Résumé de décision : Electrolux Canada Corp. c. American Iron & Metal l.P., EYB 2016-271681 (C.A., 20 octobre 2016)
Le juge n’a pas à compléter les lacunes dans la preuve lorsqu’elles sont intentionnelles

L'intimée est dans le domaine de la revente de résidus de métal et a signé un contrat à long terme avec l'appelante par lequel l'intimée achète les métaux, étant les résidus de l'usine de l'appelante. En dépit de ses obligations de vendre ses résidus de métaux à l'intimée aux prix convenus, l'appelante a unilatéralement mis un terme au contrat et refusé dès lors de vendre les résidus en exécution de ses obligations contractuelles. L'intimée a arrêté de verser les montants dus pour les métaux achetés avant la résiliation unilatérale du contrat et a poursuivi l'appelante pour la perte de profits anticipée résultant du défaut de l'appelante d'honorer ses obligations. Cette demande a été accueillie à hauteur de 1 679 549,43 $ (majoré des intérêts, de l'indemnité additionnelle et des dépens) par le juge Sansfaçon, lequel a également accueilli en partie la demande reconventionnelle de l'appelante, soit à hauteur de 641 319,18 $ et a ordonné la compensation entre ces montants. L'appelante se pourvoit uniquement à l'encontre de la partie du jugement traitant de la demande principale. Notons également que l'appelante ne conteste pas les conclusions du juge relatives à la faute et au lien de causalité. Seuls les dommages sont en jeu.

En première instance, le juge, en accordant les dommages, a accepté la preuve présentée par l'intimée. Ce faisant, il n'a pas calculé la perte de profits comme la loi le requérait, mais bien un autre chef de dommages, soit le revenu anticipé en exécution du contrat moins certains coûts liés directement à l'activité économique d'achat des résidus de métaux de l'appelante et de sa revente à des clients. En somme, le juge a accordé les revenus perdus moins certaines dépenses, mais pas la perte de profits.

L'appelante a d'abord affirmé que l'intimée n'avait subi aucun dommage parce qu'elle était capable, en totalité, de continuer de fournir ses clients avec les métaux acquis ailleurs que chez l'appelante.

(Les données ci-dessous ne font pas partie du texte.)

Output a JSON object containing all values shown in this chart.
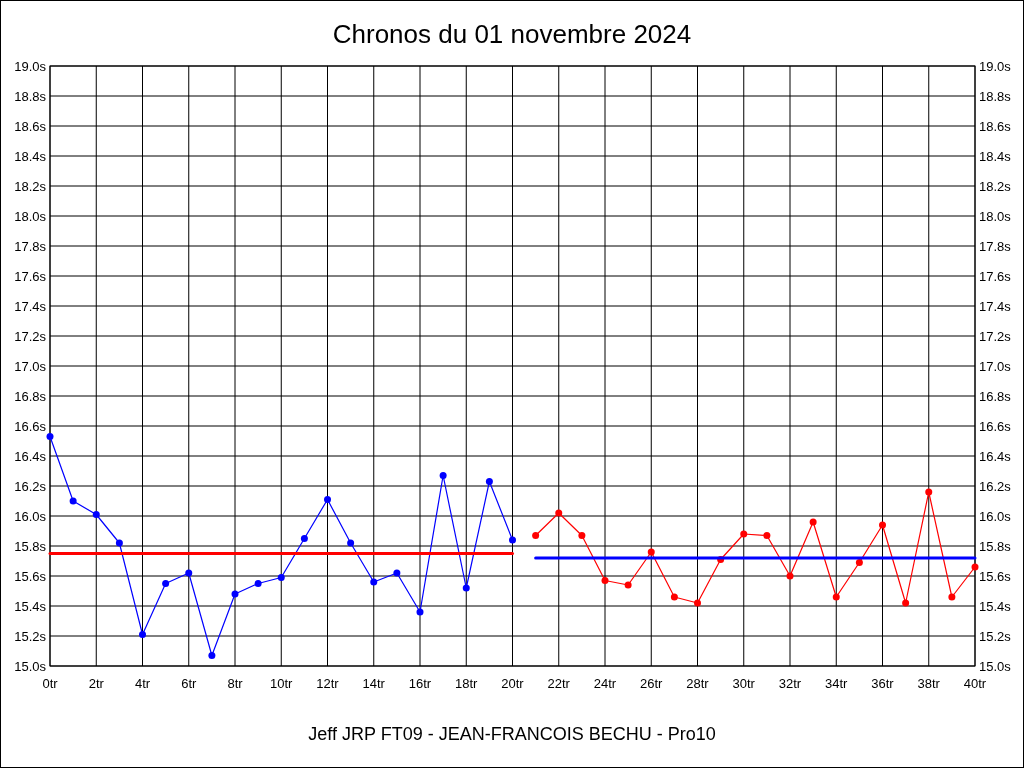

Or, le juge a rejeté cette prétention et il a correctement accepté, en se basant sur la preuve soumise, que l'intimée aurait pu vendre tous les résidus disponibles d'autres fournisseurs en plus de ceux acquis de l'appelante si cette dernière avait respecté le contrat. Le juge était donc fondé à conclure que l'intimée a subi un préjudice par suite de la résiliation du contrat. Toutefois, la quantification du préjudice est ici empreinte d'une erreur manifeste et dominante.

L'article 1611 C.c.Q., cité avec raison par le juge, édicte que les dommages-intérêts dus au créancier compensent la perte qu'il subit et le gain dont il est privé. On tient compte, pour les déterminer, du préjudice futur lorsqu'il est certain et qu'il est susceptible d'être évalué. En l'espèce, l'intimée aurait pu décider de récupérer sa perte en prouvant un coût plus élevé pour obtenir du métal d'autres fournisseurs que l'appelante. Or, comme elle était en droit de le faire, l'intimée a poursuivi pour les profits dont elle a été privée en raison de la faute de l'appelante. Au paragraphe 59 du jugement attaqué, le juge a erronément décrit un tel profit comme étant « la différence entre le prix payé et le prix vendu, moins les coûts d'exploitation de l'entreprise pour cette activité ». Autrement dit, il est d'avis que la perte de profits est équivalente aux revenus moins les coûts directs.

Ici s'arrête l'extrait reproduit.